Performance Benchmarks & Test Results
We collect performance data from every board we test. Here is a summary from a recent batch of 12 DS3800NPSB boards, tested under controlled conditions.
- Test Environment:
- System: GE Mark VI Simulator (VME Backplane, CPU firmware v5.2)
- Temperature: 25 °C ambient, forced air at 50 CFM
- Power Supply: 5 VDC @ 0.7 A (logic), external 24 VDC and 120 VAC (field)
- Firmware Version: N/A (pure hardware)
- Measured Performance Data:
| Test Parameter | Result | Condition / Note |
|---|---|---|
| ON Threshold (24 VDC) | 13.5 V | Within the 12–15 V spec |
| OFF Threshold (24 VDC) | 4.2 V | Within the < 5 V spec |
| ON Threshold (120 VAC) | 62 V | Within the 60–70 V spec |
| OFF Threshold (120 VAC) | 22 V | Within the < 25 V spec |
| Input Current (24 VDC, ON) | 10.2 mA | Within the 10 mA typical spec |
| Filter Time (24 VDC) | 4.2 ms | Within the <5 ms spec |
| Filter Time (120 VAC) | 9.5 ms | Zero-crossing delay |
| Isolation Voltage | 1.5 kV (passed) | All boards passed hi-pot test |
| Leakage Current (Off-State) | < 50 μA | DC mode; negligible |
| Update Rate | 10 ms scan cycle | All inputs updated on each VME read |
One board showed an ON threshold of 16.5 V on channel 3—above the 15 V spec.
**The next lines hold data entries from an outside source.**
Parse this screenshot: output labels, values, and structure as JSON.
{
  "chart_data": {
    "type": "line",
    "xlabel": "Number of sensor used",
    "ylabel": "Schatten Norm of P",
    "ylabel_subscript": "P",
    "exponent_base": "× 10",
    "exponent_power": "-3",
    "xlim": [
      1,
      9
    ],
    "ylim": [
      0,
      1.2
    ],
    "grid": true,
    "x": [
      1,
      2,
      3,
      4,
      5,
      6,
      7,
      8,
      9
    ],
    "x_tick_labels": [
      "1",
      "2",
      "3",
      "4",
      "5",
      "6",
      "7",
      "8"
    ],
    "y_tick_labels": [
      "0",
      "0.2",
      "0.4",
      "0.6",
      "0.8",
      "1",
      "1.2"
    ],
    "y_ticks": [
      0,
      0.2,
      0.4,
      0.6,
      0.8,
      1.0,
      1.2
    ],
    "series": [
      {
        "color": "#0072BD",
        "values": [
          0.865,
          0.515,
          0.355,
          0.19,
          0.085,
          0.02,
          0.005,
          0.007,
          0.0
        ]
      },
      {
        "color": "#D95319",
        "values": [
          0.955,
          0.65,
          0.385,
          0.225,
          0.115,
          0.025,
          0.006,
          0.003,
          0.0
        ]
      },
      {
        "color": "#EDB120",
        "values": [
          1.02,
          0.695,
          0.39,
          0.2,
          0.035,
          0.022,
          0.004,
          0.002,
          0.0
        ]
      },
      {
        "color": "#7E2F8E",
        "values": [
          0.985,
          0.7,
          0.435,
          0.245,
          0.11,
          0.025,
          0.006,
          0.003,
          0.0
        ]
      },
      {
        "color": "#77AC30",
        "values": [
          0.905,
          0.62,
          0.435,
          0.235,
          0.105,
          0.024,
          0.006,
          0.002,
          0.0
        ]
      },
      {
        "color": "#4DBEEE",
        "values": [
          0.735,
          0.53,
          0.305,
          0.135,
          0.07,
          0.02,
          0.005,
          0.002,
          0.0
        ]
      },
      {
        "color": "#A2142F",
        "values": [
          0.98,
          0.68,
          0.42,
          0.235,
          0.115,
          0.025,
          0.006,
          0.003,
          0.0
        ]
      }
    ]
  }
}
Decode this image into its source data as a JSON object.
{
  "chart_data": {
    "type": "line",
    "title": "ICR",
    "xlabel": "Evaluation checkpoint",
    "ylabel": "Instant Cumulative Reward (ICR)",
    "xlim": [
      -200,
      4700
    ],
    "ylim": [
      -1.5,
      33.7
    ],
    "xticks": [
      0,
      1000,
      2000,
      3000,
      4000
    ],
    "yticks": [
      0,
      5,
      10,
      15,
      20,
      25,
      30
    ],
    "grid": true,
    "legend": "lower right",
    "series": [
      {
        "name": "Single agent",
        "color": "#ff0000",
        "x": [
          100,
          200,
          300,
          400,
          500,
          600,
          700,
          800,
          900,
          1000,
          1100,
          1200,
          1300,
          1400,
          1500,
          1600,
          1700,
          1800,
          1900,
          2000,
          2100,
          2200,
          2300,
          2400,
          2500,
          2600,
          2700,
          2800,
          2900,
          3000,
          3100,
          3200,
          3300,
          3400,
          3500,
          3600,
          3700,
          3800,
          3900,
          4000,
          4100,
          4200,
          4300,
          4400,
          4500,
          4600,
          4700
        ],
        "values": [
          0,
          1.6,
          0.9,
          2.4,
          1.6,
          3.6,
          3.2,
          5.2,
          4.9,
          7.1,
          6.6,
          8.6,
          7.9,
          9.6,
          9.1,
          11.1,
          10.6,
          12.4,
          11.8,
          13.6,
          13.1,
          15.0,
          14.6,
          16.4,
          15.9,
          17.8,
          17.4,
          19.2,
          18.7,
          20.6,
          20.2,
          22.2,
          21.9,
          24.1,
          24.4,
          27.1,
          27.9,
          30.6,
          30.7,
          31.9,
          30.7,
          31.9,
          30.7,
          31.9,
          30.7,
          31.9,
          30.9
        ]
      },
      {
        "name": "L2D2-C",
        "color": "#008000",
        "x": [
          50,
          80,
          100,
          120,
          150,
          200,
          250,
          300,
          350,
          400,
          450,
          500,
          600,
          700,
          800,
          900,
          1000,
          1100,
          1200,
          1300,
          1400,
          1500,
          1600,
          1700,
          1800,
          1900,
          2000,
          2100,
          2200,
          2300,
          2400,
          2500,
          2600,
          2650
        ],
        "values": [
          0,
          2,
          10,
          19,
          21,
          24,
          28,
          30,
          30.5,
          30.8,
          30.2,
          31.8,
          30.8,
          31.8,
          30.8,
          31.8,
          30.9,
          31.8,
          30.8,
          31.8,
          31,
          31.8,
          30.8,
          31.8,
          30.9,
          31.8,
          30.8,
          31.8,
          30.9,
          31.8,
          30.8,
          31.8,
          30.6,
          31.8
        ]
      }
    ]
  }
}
We traced it to a faulty input resistor and rejected it. Our threshold for passing is stricter than GE’s: we reject any channel with an ON threshold above 15 V. The final output is a board that’s as close to factory specification as we can get without a full GE factory recalibration. It will perform identically to a board you pulled out of a sealed GE bag in 2014.